Arbitrator rules that laid-off employee be reinstated

AN ARBITRATOR has ruled that a City of Tacoma employee be reinstated following her layoff in July 2006.

He ordered, too, that she receive back pay from the date of her layoff and all her benefits be restored.

The employee, who worked as a computer systems programmer for the Tacoma Economic Development Department, was among a group of workers laid off when several positions were eliminated in 2005. The positions were eliminated following a request by the City that departments reduce their budgets for the fiscal year 2005-06. The department’s director, Ryan Petty, told the arbitration hearing he had tried to avoid laying off any employees to meet the budget cuts, but had been unable to do so.

He said the grievant was selected for layoff because the City was buying new equipment, including servers from IBM, which would mean a reduction in the work required from the grievant.

The City waited until 2006 to lay her off because a new agreement came into effect in May 2006. A previous agreement had required that the City not lay off any permanent employee.

Council 2, which represented the employee at the hearing, argued that the employee had received grandfathered status in terms of a clause included following a grievance settlement in 1995. The union further argued that the contract provided city-wide bumping rights. Otherwise, the bumping language would be meaningless.

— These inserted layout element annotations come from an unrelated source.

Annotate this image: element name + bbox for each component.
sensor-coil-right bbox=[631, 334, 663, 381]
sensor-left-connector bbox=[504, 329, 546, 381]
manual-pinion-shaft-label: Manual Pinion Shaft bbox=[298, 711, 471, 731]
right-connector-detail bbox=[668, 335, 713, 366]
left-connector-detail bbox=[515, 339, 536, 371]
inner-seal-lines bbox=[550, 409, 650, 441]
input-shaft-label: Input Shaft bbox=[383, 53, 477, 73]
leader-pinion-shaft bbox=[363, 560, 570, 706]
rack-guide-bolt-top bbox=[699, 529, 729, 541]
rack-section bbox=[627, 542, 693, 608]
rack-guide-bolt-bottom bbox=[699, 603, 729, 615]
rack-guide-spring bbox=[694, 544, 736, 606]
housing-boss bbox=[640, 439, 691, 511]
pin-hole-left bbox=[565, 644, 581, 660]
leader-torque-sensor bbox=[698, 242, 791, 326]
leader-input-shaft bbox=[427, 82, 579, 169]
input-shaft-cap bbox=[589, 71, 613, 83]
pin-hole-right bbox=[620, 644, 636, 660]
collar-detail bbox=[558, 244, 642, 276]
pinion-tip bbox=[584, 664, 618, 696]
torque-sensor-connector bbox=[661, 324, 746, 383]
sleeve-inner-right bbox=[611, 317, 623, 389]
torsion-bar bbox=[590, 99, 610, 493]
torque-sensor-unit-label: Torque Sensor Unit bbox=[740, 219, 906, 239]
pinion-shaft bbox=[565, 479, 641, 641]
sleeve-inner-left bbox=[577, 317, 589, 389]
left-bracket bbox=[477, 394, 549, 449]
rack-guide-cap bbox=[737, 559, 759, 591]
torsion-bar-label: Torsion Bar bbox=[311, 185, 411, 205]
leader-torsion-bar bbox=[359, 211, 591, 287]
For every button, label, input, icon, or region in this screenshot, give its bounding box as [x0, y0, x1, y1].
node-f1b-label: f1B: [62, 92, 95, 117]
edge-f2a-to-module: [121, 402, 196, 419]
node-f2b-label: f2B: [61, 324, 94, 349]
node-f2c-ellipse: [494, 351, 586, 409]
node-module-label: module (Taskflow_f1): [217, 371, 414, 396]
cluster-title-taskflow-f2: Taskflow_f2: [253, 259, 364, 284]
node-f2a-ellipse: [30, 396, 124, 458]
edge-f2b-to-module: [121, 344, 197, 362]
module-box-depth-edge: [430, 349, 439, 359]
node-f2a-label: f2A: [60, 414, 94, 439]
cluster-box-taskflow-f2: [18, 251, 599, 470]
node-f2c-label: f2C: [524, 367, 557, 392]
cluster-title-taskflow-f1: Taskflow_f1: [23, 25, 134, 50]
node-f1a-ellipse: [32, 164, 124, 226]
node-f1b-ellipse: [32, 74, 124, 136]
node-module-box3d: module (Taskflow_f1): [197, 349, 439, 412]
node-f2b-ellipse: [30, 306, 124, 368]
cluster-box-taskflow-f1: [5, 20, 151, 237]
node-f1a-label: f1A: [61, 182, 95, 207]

Testimony was presented to show that the negotiated intent of the contract language was to give City-wide bumping rights. In addition, the union contended that the grievant was entitled to bump the least senior grandfathered person among those employees subject to the grandfather clause.

The City argued that the grandfather clause did not apply to the grievant. They also denied that City-wide bumping rights were covered by the contract.

The arbitrator, Michael H. Beck, agreed with the union’s contention, ruling that the grievant was entitled to the bumping rights contained in the agreement and that the bumping rights were City-wide.

He ordered that she be given the opportunity to bump the least senior grandfathered person in terms of the agreement, that she was entitled to back pay from the date of her layoff until the date she was reinstated and that back pay should include the restoration of all benefits she had lost as a result of the City’s violation of the agreement.

This was a victory for all employees covered under the Local 120 contract with the City of Tacoma.

Senior Counsel Audrey Eide represented Council 2 in the hearing.